What sanctions would strike

Much of the discussion focused on Russia’s big banks, which could face measures ranging from borrowing limits to restrictions on transactions involving dollars.

Another target could be energy companies such as Rosneft and state-owned Gazprom, which could be barred from borrowing from Western investors and creditors. This would limit their ability to invest in new projects but would not immediately cut off energy supplies to Europe, which gets around 40% of its natural gas from Russia and faces low reserves and low prices this winter. students.

Avoid flashback

A key aspect will be to avoid disproportionate losses for the European economy or businesses. Otherwise, it could be difficult to rally the support of the 27 member governments of the EU, which would have to unanimously agree on the sanctions.

For example, Russian natural gas producer Novatek could be a possible target for sanctions, but 19.4% of the company is owned by France’s TotalEnergies, meaning harsh sanctions would require some “diplomatic finesse” given the link with a NATO ally, said the former American diplomat. Dan Fried, who crafted the 2014 sanctions against Russia.

Sanctions could also open the door to competitors from China and other countries that do not punish Russia. After the 2014 sanctions banned the export of equipment for potential military use to Russia, some smaller German machinery companies gave up rather than face bureaucracy and the risk of unwittingly violating complex rules.

As a result, Chinese machinery manufacturers overtook German manufacturers as suppliers to Russia in 2016. Overall, the number of German companies doing business in Russia increased from 6,000 in 2010 to 3,500 in 2021.

However, Conflict Armament Research, which investigates war weapons supply chains, found that Russian entities were still acquiring British, Czech, French, German, Spanish and American components for military-grade spy drones.

In a November report, CAR said the parts were found in downed or crashed drones in Ukraine and Lithuania. Lead author Damien Spleeters said companies making electronics that can be used for both civilian and military purposes are generally not required to verify the end use of their sales in advance.

Walled Russia

The Kremlin has taken steps to reduce its economic dependence on other countries and external sources of funding. It has a low public debt and $630 billion in foreign currency and gold reserves. Russian companies have pushed to source locally, even when working with European partners.
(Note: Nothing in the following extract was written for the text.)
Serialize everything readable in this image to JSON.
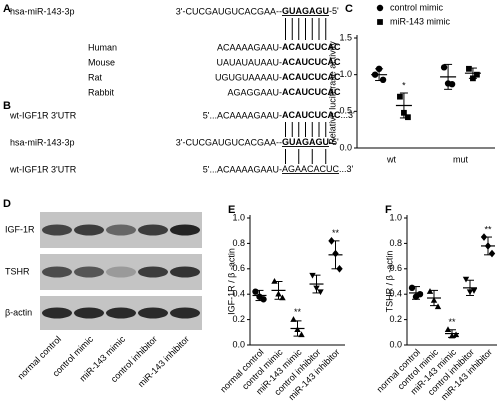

But Harley Balzer, an expert on Russian-Chinese relations and a professor emeritus at Georgetown University, wrote in a recent analysis that despite these efforts, “localization is highly vulnerable to additional sanctions.”

Preventing Russia from obtaining American electronics could be a key pressure point, he says, because Russian defense industries import about 20-30% of their electronics and China does not produce the sophisticated chips and processors whose Russia needs.

Modest impact?

While Russia is a major energy supplier, it sends few other goods to Europe.
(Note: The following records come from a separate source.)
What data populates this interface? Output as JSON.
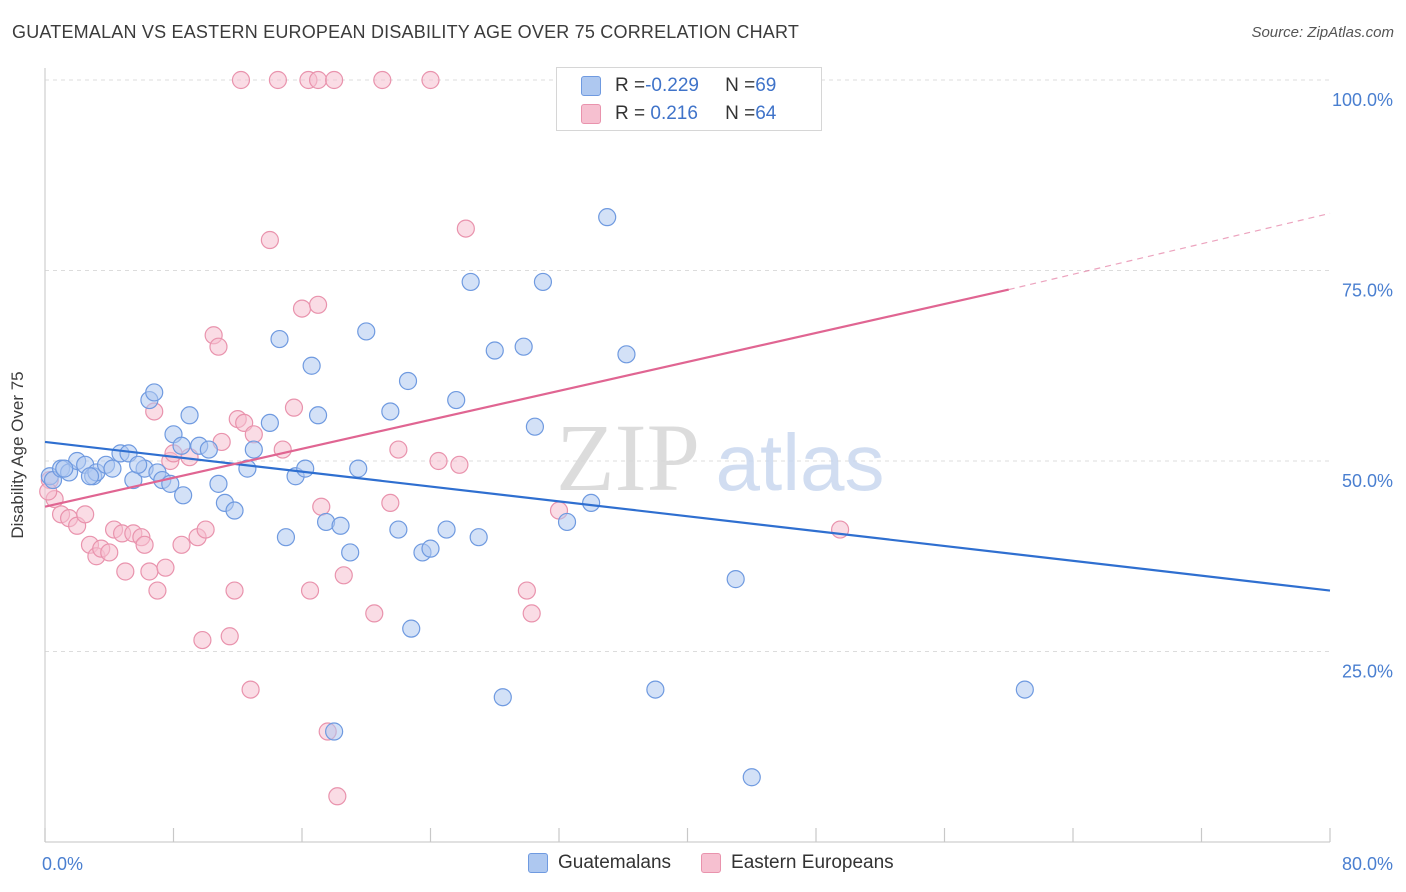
{
  "header": {
    "title": "GUATEMALAN VS EASTERN EUROPEAN DISABILITY AGE OVER 75 CORRELATION CHART",
    "source": "Source: ZipAtlas.com"
  },
  "watermark": {
    "zip": "ZIP",
    "atlas": "atlas"
  },
  "legend": {
    "rows": [
      {
        "r_label": "R = ",
        "r_value": "-0.229",
        "n_label": "N = ",
        "n_value": "69"
      },
      {
        "r_label": "R = ",
        "r_value": " 0.216",
        "n_label": "N = ",
        "n_value": "64"
      }
    ]
  },
  "bottom_legend": {
    "items": [
      {
        "label": "Guatemalans"
      },
      {
        "label": "Eastern Europeans"
      }
    ]
  },
  "colors": {
    "blue_fill": "#aec8f0",
    "blue_stroke": "#6f9ae0",
    "blue_line": "#2f6fd0",
    "pink_fill": "#f6c0d0",
    "pink_stroke": "#e993ad",
    "pink_line": "#e06592",
    "tick_text": "#4a7fd0"
  },
  "chart_data": {
    "type": "scatter",
    "title": "GUATEMALAN VS EASTERN EUROPEAN DISABILITY AGE OVER 75 CORRELATION CHART",
    "xlabel": "",
    "ylabel": "Disability Age Over 75",
    "xlim": [
      0,
      80
    ],
    "ylim": [
      0,
      100
    ],
    "x_tick_labels": [
      "0.0%",
      "80.0%"
    ],
    "y_ticks": [
      25,
      50,
      75,
      100
    ],
    "y_tick_labels": [
      "25.0%",
      "50.0%",
      "75.0%",
      "100.0%"
    ],
    "grid": "horizontal dashed",
    "series": [
      {
        "name": "Guatemalans",
        "color": "#aec8f0",
        "points": [
          [
            0.3,
            48
          ],
          [
            0.5,
            47.5
          ],
          [
            1.0,
            49
          ],
          [
            1.5,
            48.5
          ],
          [
            2.0,
            50
          ],
          [
            2.5,
            49.5
          ],
          [
            3.0,
            48
          ],
          [
            3.2,
            48.5
          ],
          [
            3.8,
            49.5
          ],
          [
            4.2,
            49
          ],
          [
            4.7,
            51
          ],
          [
            5.2,
            51
          ],
          [
            5.5,
            47.5
          ],
          [
            6.2,
            49
          ],
          [
            6.5,
            58
          ],
          [
            6.8,
            59
          ],
          [
            7.0,
            48.5
          ],
          [
            7.3,
            47.5
          ],
          [
            7.8,
            47
          ],
          [
            8.0,
            53.5
          ],
          [
            8.5,
            52
          ],
          [
            8.6,
            45.5
          ],
          [
            9.0,
            56
          ],
          [
            9.6,
            52
          ],
          [
            10.2,
            51.5
          ],
          [
            10.8,
            47
          ],
          [
            11.2,
            44.5
          ],
          [
            11.8,
            43.5
          ],
          [
            12.6,
            49
          ],
          [
            13.0,
            51.5
          ],
          [
            14.0,
            55
          ],
          [
            14.6,
            66
          ],
          [
            15.0,
            40
          ],
          [
            15.6,
            48
          ],
          [
            16.2,
            49
          ],
          [
            16.6,
            62.5
          ],
          [
            17.0,
            56
          ],
          [
            17.5,
            42
          ],
          [
            18.4,
            41.5
          ],
          [
            19.0,
            38
          ],
          [
            19.5,
            49
          ],
          [
            20.0,
            67
          ],
          [
            21.5,
            56.5
          ],
          [
            22.0,
            41
          ],
          [
            22.6,
            60.5
          ],
          [
            22.8,
            28
          ],
          [
            23.5,
            38
          ],
          [
            24.0,
            38.5
          ],
          [
            25.0,
            41
          ],
          [
            25.6,
            58
          ],
          [
            26.5,
            73.5
          ],
          [
            27.0,
            40
          ],
          [
            28.0,
            64.5
          ],
          [
            28.5,
            19
          ],
          [
            29.8,
            65
          ],
          [
            30.5,
            54.5
          ],
          [
            31.0,
            73.5
          ],
          [
            32.5,
            42
          ],
          [
            34.0,
            44.5
          ],
          [
            35.0,
            82
          ],
          [
            36.2,
            64
          ],
          [
            38.0,
            20
          ],
          [
            43.0,
            34.5
          ],
          [
            44.0,
            8.5
          ],
          [
            61.0,
            20
          ],
          [
            18.0,
            14.5
          ],
          [
            1.2,
            49
          ],
          [
            2.8,
            48
          ],
          [
            5.8,
            49.5
          ]
        ]
      },
      {
        "name": "Eastern Europeans",
        "color": "#f6c0d0",
        "points": [
          [
            0.3,
            47.5
          ],
          [
            0.6,
            45
          ],
          [
            1.0,
            43
          ],
          [
            1.5,
            42.5
          ],
          [
            2.0,
            41.5
          ],
          [
            2.5,
            43
          ],
          [
            2.8,
            39
          ],
          [
            3.2,
            37.5
          ],
          [
            3.5,
            38.5
          ],
          [
            4.0,
            38
          ],
          [
            4.3,
            41
          ],
          [
            4.8,
            40.5
          ],
          [
            5.0,
            35.5
          ],
          [
            5.5,
            40.5
          ],
          [
            6.0,
            40
          ],
          [
            6.2,
            39
          ],
          [
            6.5,
            35.5
          ],
          [
            6.8,
            56.5
          ],
          [
            7.0,
            33
          ],
          [
            7.5,
            36
          ],
          [
            7.8,
            50
          ],
          [
            8.0,
            51
          ],
          [
            8.5,
            39
          ],
          [
            9.0,
            50.5
          ],
          [
            9.5,
            40
          ],
          [
            9.8,
            26.5
          ],
          [
            10.0,
            41
          ],
          [
            10.5,
            66.5
          ],
          [
            10.8,
            65
          ],
          [
            11.0,
            52.5
          ],
          [
            11.5,
            27
          ],
          [
            11.8,
            33
          ],
          [
            12.0,
            55.5
          ],
          [
            12.4,
            55
          ],
          [
            12.8,
            20
          ],
          [
            13.0,
            53.5
          ],
          [
            14.0,
            79
          ],
          [
            14.8,
            51.5
          ],
          [
            15.5,
            57
          ],
          [
            16.0,
            70
          ],
          [
            16.5,
            33
          ],
          [
            17.0,
            70.5
          ],
          [
            17.2,
            44
          ],
          [
            17.6,
            14.5
          ],
          [
            18.2,
            6
          ],
          [
            18.6,
            35
          ],
          [
            20.5,
            30
          ],
          [
            21.5,
            44.5
          ],
          [
            22.0,
            51.5
          ],
          [
            24.5,
            50
          ],
          [
            25.8,
            49.5
          ],
          [
            26.2,
            80.5
          ],
          [
            30.0,
            33
          ],
          [
            30.3,
            30
          ],
          [
            32.0,
            43.5
          ],
          [
            49.5,
            41
          ],
          [
            12.2,
            100
          ],
          [
            14.5,
            100
          ],
          [
            16.4,
            100
          ],
          [
            17.0,
            100
          ],
          [
            18.0,
            100
          ],
          [
            21.0,
            100
          ],
          [
            24.0,
            100
          ],
          [
            0.2,
            46
          ]
        ]
      }
    ],
    "trendlines": [
      {
        "series": "Guatemalans",
        "x": [
          0,
          80
        ],
        "y": [
          52.5,
          33.0
        ],
        "style": "solid"
      },
      {
        "series": "Eastern Europeans",
        "x": [
          0,
          60
        ],
        "y": [
          44.0,
          72.5
        ],
        "style": "solid"
      },
      {
        "series": "Eastern Europeans",
        "x": [
          60,
          80
        ],
        "y": [
          72.5,
          82.5
        ],
        "style": "dashed"
      }
    ]
  }
}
“Despite its size and potential, Russia’s poorly managed economy is not a major market for Europe,” said Holger Schmieding, chief economist at Berenberg Bank.
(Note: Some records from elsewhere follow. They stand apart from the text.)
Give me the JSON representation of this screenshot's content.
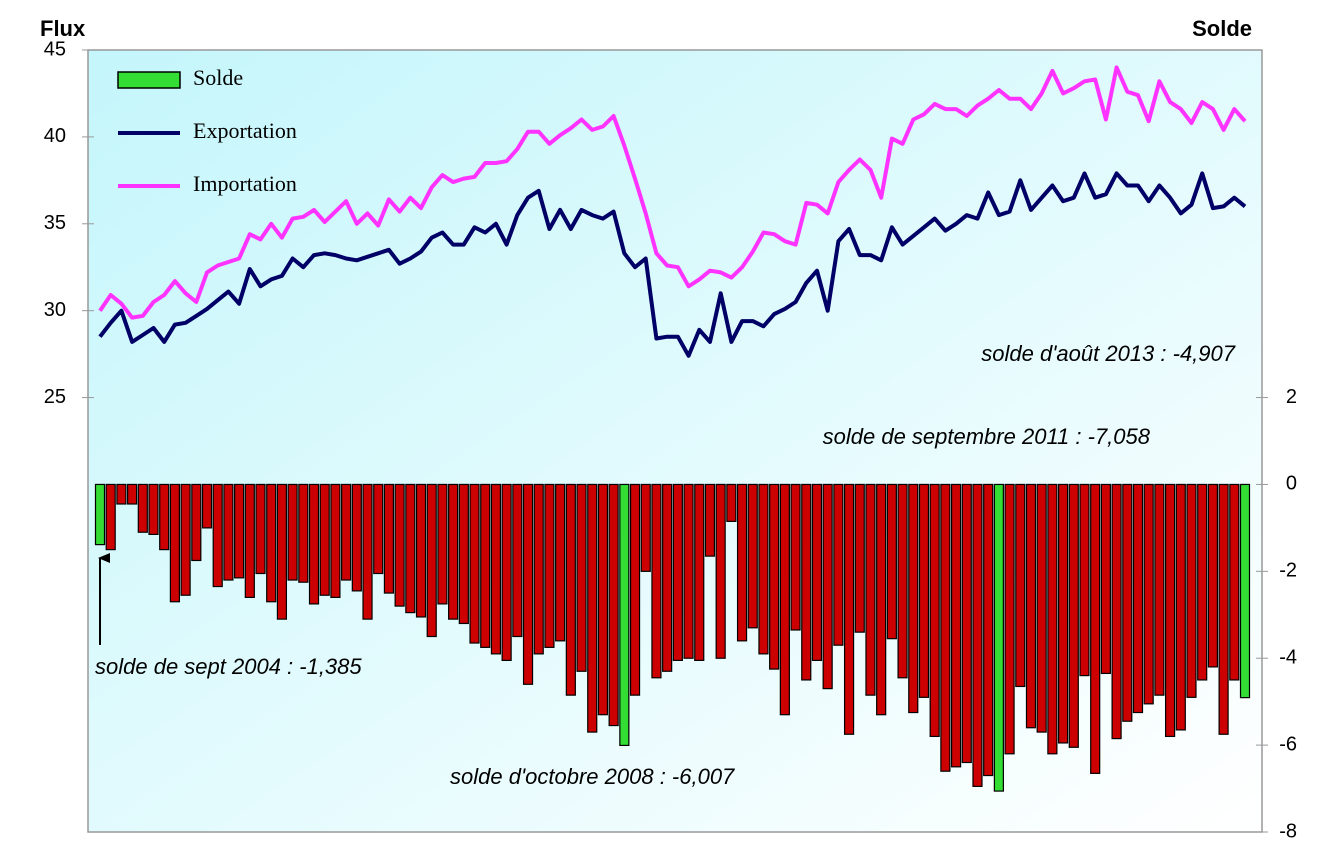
{
  "chart_data": {
    "type": "combo",
    "axis_titles": {
      "y": "Flux",
      "y2": "Solde"
    },
    "ylim": [
      0,
      45
    ],
    "yticks": [
      25,
      30,
      35,
      40,
      45
    ],
    "y2lim": [
      -8,
      10
    ],
    "y2ticks": [
      -8,
      -6,
      -4,
      -2,
      0,
      2
    ],
    "legend": "upper left",
    "series": [
      {
        "name": "Solde",
        "type": "bar",
        "axis": "y2",
        "color": "#33dd33",
        "colors": [
          "#33dd33",
          "#cc0000",
          "#cc0000",
          "#cc0000",
          "#cc0000",
          "#cc0000",
          "#cc0000",
          "#cc0000",
          "#cc0000",
          "#cc0000",
          "#cc0000",
          "#cc0000",
          "#cc0000",
          "#cc0000",
          "#cc0000",
          "#cc0000",
          "#cc0000",
          "#cc0000",
          "#cc0000",
          "#cc0000",
          "#cc0000",
          "#cc0000",
          "#cc0000",
          "#cc0000",
          "#cc0000",
          "#cc0000",
          "#cc0000",
          "#cc0000",
          "#cc0000",
          "#cc0000",
          "#cc0000",
          "#cc0000",
          "#cc0000",
          "#cc0000",
          "#cc0000",
          "#cc0000",
          "#cc0000",
          "#cc0000",
          "#cc0000",
          "#cc0000",
          "#cc0000",
          "#cc0000",
          "#cc0000",
          "#cc0000",
          "#cc0000",
          "#cc0000",
          "#cc0000",
          "#cc0000",
          "#cc0000",
          "#33dd33",
          "#cc0000",
          "#cc0000",
          "#cc0000",
          "#cc0000",
          "#cc0000",
          "#cc0000",
          "#cc0000",
          "#cc0000",
          "#cc0000",
          "#cc0000",
          "#cc0000",
          "#cc0000",
          "#cc0000",
          "#cc0000",
          "#cc0000",
          "#cc0000",
          "#cc0000",
          "#cc0000",
          "#cc0000",
          "#cc0000",
          "#cc0000",
          "#cc0000",
          "#cc0000",
          "#cc0000",
          "#cc0000",
          "#cc0000",
          "#cc0000",
          "#cc0000",
          "#cc0000",
          "#cc0000",
          "#cc0000",
          "#cc0000",
          "#cc0000",
          "#cc0000",
          "#33dd33",
          "#cc0000",
          "#cc0000",
          "#cc0000",
          "#cc0000",
          "#cc0000",
          "#cc0000",
          "#cc0000",
          "#cc0000",
          "#cc0000",
          "#cc0000",
          "#cc0000",
          "#cc0000",
          "#cc0000",
          "#cc0000",
          "#cc0000",
          "#cc0000",
          "#cc0000",
          "#cc0000",
          "#cc0000",
          "#cc0000",
          "#cc0000",
          "#cc0000",
          "#33dd33"
        ],
        "values": [
          -1.385,
          -1.5,
          -0.45,
          -0.45,
          -1.1,
          -1.15,
          -1.5,
          -2.7,
          -2.55,
          -1.75,
          -1,
          -2.35,
          -2.2,
          -2.15,
          -2.6,
          -2.05,
          -2.7,
          -3.1,
          -2.2,
          -2.25,
          -2.75,
          -2.55,
          -2.6,
          -2.2,
          -2.45,
          -3.1,
          -2.05,
          -2.5,
          -2.8,
          -2.95,
          -3.05,
          -3.5,
          -2.75,
          -3.1,
          -3.2,
          -3.65,
          -3.75,
          -3.9,
          -4.05,
          -3.5,
          -4.6,
          -3.9,
          -3.75,
          -3.6,
          -4.85,
          -4.3,
          -5.7,
          -5.3,
          -5.55,
          -6.007,
          -4.85,
          -2,
          -4.45,
          -4.3,
          -4.05,
          -4,
          -4.05,
          -1.65,
          -4,
          -0.85,
          -3.6,
          -3.3,
          -3.9,
          -4.25,
          -5.3,
          -3.35,
          -4.5,
          -4.05,
          -4.7,
          -3.7,
          -5.75,
          -3.4,
          -4.85,
          -5.3,
          -3.55,
          -4.45,
          -5.25,
          -4.9,
          -5.8,
          -6.6,
          -6.5,
          -6.4,
          -6.95,
          -6.7,
          -7.058,
          -6.2,
          -4.65,
          -5.6,
          -5.7,
          -6.2,
          -5.95,
          -6.05,
          -4.4,
          -6.65,
          -4.35,
          -5.85,
          -5.45,
          -5.25,
          -5.05,
          -4.85,
          -5.8,
          -5.65,
          -4.9,
          -4.5,
          -4.2,
          -5.75,
          -4.5,
          -4.907
        ]
      },
      {
        "name": "Exportation",
        "type": "line",
        "color": "#000066",
        "values": [
          28.5,
          29.3,
          30,
          28.2,
          28.6,
          29,
          28.2,
          29.2,
          29.3,
          29.7,
          30.1,
          30.6,
          31.1,
          30.4,
          32.4,
          31.4,
          31.8,
          32,
          33,
          32.5,
          33.2,
          33.3,
          33.2,
          33,
          32.9,
          33.1,
          33.3,
          33.5,
          32.7,
          33,
          33.4,
          34.2,
          34.5,
          33.8,
          33.8,
          34.8,
          34.5,
          35,
          33.8,
          35.5,
          36.5,
          36.9,
          34.7,
          35.8,
          34.7,
          35.8,
          35.5,
          35.3,
          35.7,
          33.3,
          32.5,
          33,
          28.4,
          28.5,
          28.5,
          27.4,
          28.9,
          28.2,
          31,
          28.2,
          29.4,
          29.4,
          29.1,
          29.8,
          30.1,
          30.5,
          31.6,
          32.3,
          30,
          34,
          34.7,
          33.2,
          33.2,
          32.9,
          34.8,
          33.8,
          34.3,
          34.8,
          35.3,
          34.6,
          35,
          35.5,
          35.3,
          36.8,
          35.5,
          35.7,
          37.5,
          35.8,
          36.5,
          37.2,
          36.3,
          36.5,
          37.9,
          36.5,
          36.7,
          37.9,
          37.2,
          37.2,
          36.3,
          37.2,
          36.5,
          35.6,
          36.1,
          37.9,
          35.9,
          36,
          36.5,
          36
        ]
      },
      {
        "name": "Importation",
        "type": "line",
        "color": "#ff33ff",
        "values": [
          30,
          30.9,
          30.4,
          29.6,
          29.7,
          30.5,
          30.9,
          31.7,
          31,
          30.5,
          32.2,
          32.6,
          32.8,
          33,
          34.4,
          34.1,
          35,
          34.2,
          35.3,
          35.4,
          35.8,
          35.1,
          35.7,
          36.3,
          35,
          35.6,
          34.9,
          36.4,
          35.7,
          36.5,
          35.9,
          37.1,
          37.8,
          37.4,
          37.6,
          37.7,
          38.5,
          38.5,
          38.6,
          39.3,
          40.3,
          40.3,
          39.6,
          40.1,
          40.5,
          41,
          40.4,
          40.6,
          41.2,
          39.5,
          37.6,
          35.6,
          33.3,
          32.6,
          32.5,
          31.4,
          31.8,
          32.3,
          32.2,
          31.9,
          32.5,
          33.4,
          34.5,
          34.4,
          34,
          33.8,
          36.2,
          36.1,
          35.6,
          37.4,
          38.1,
          38.7,
          38.1,
          36.5,
          39.9,
          39.6,
          41,
          41.3,
          41.9,
          41.6,
          41.6,
          41.2,
          41.8,
          42.2,
          42.7,
          42.2,
          42.2,
          41.6,
          42.5,
          43.8,
          42.5,
          42.8,
          43.2,
          43.3,
          41,
          44,
          42.6,
          42.4,
          40.9,
          43.2,
          42,
          41.6,
          40.8,
          42,
          41.6,
          40.4,
          41.6,
          40.9
        ]
      }
    ],
    "annotations": [
      "solde d'août 2013 : -4,907",
      "solde de septembre 2011 : -7,058",
      "solde de sept 2004 : -1,385",
      "solde d'octobre 2008 : -6,007"
    ]
  }
}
Germany, Europe’s largest economy, sends just 1.9% of exported goods to Russia, compared to 5.6% to neighboring EU-member Poland.

Schmieding said Europe is nearly through winter and could likely handle any temporary drop in natural gas from Russia. A long-term reduction is not in Russia’s interest.

“Some losses in non-energy trade with Russia as a result of sanctions and counter-sanctions would likely have an almost negligible impact on Europe’s growth prospects beyond the next one or two months,” he said. -he declares.